Have you read Dr. Dunlop’s spirited and witty “Backwoodsman?” If you have not, get it as soon as you can; it will amuse you. I think a Backwoods-woman might be written in the same spirit, setting forth a few pages, in the history of bush-ladies, as examples for our sex. Indeed, we need some wholesome admonitions on our duties and the folly of repining at following and sharing the fortunes of our spouses, whom we have vowed in happier hours to love “in riches and in poverty, in sickness and in health.” Too many pronounce these words without heeding their importance, and without calculating the chances that may put their faithfulness to the severe test of quitting home, kindred, and country, to share the hard lot of a settler’s life; for even this sacrifice renders it hard to be borne; but the truly attached wife will do this, and more also, if required by the husband of her choice.
But now it is time I say farewell: my dull letter, grown to a formidable packet, will tire you, and make you wish it at the bottom of the Atlantic.
LETTER XVI.
Indian Hunters.—Sail in a Canoe.—Want of Libraries in the Backwoods.— New Village.—Progress of Improvement.—Fire-flies.
HAVING in a former letter given you some account of a winter visit to the Indians, I shall now give a short sketch of their summer encampment, which I went to see one beautiful afternoon in June, accompanied by my husband and some friends that had come in to spend the day with us.
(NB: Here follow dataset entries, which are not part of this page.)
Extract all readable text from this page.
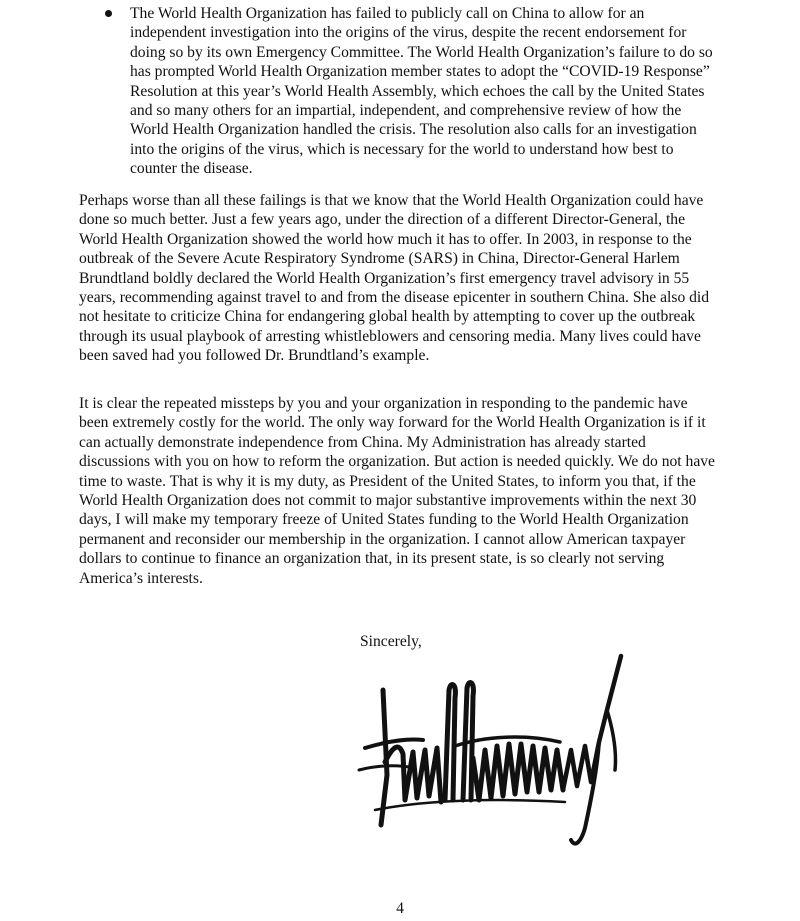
The World Health Organization has failed to publicly call on China to allow for an independent investigation into the origins of the virus, despite the recent endorsement for doing so by its own Emergency Committee. The World Health Organization’s failure to do so has prompted World Health Organization member states to adopt the “COVID-19 Response” Resolution at this year’s World Health Assembly, which echoes the call by the United States and so many others for an impartial, independent, and comprehensive review of how the World Health Organization handled the crisis. The resolution also calls for an investigation into the origins of the virus, which is necessary for the world to understand how best to counter the disease.

Perhaps worse than all these failings is that we know that the World Health Organization could have done so much better. Just a few years ago, under the direction of a different Director-General, the World Health Organization showed the world how much it has to offer. In 2003, in response to the outbreak of the Severe Acute Respiratory Syndrome (SARS) in China, Director-General Harlem Brundtland boldly declared the World Health Organization’s first emergency travel advisory in 55 years, recommending against travel to and from the disease epicenter in southern China. She also did not hesitate to criticize China for endangering global health by attempting to cover up the outbreak through its usual playbook of arresting whistleblowers and censoring media. Many lives could have been saved had you followed Dr. Brundtland’s example.

It is clear the repeated missteps by you and your organization in responding to the pandemic have been extremely costly for the world. The only way forward for the World Health Organization is if it can actually demonstrate independence from China. My Administration has already started discussions with you on how to reform the organization. But action is needed quickly. We do not have time to waste. That is why it is my duty, as President of the United States, to inform you that, if the World Health Organization does not commit to major substantive improvements within the next 30 days, I will make my temporary freeze of United States funding to the World Health Organization permanent and reconsider our membership in the organization. I cannot allow American taxpayer dollars to continue to finance an organization that, in its present state, is so clearly not serving America’s interests.

Sincerely,
4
The Indians were encamped on a little peninsula jutting out between two small lakes; our nearest path would have been through the bush, but the ground was so encumbered by fallen trees that we agreed to go in a canoe. The day was warm, without being oppressively hot, as it too often is during the summer months: and for a wonder the mosquitoes and black-flies were so civil as not to molest us. Our light bark skimmed gaily over the calm waters, beneath the overhanging shade of cedars, hemlock, and balsams, that emitted a delicious fragrance as the passing breeze swept through the boughs. I was in raptures with a bed of blue irises mixed with snow-white water-lilies that our canoe passed over. Turning the stony bank that formed the point, we saw the thin blue smoke of the camp curling above the trees, and soon our canoe was safely moored alongside of those belonging to the Indians, and by help of the straggling branches and underwood I contrived to scramble up a steep path, and soon found myself in front of the tent. It was a Sunday afternoon; all the men were at home; some of the younger branches of the families (for there were three that inhabited the wigwam) were amusing themselves with throwing the tomahawk at a notch cut in the bark of a distant tree, or shooting at a mark with their bows and arrows, while the elders reposed on their blankets within the shade, some reading, others smoking, and gravely eyeing the young rival marksmen at their feats of skill.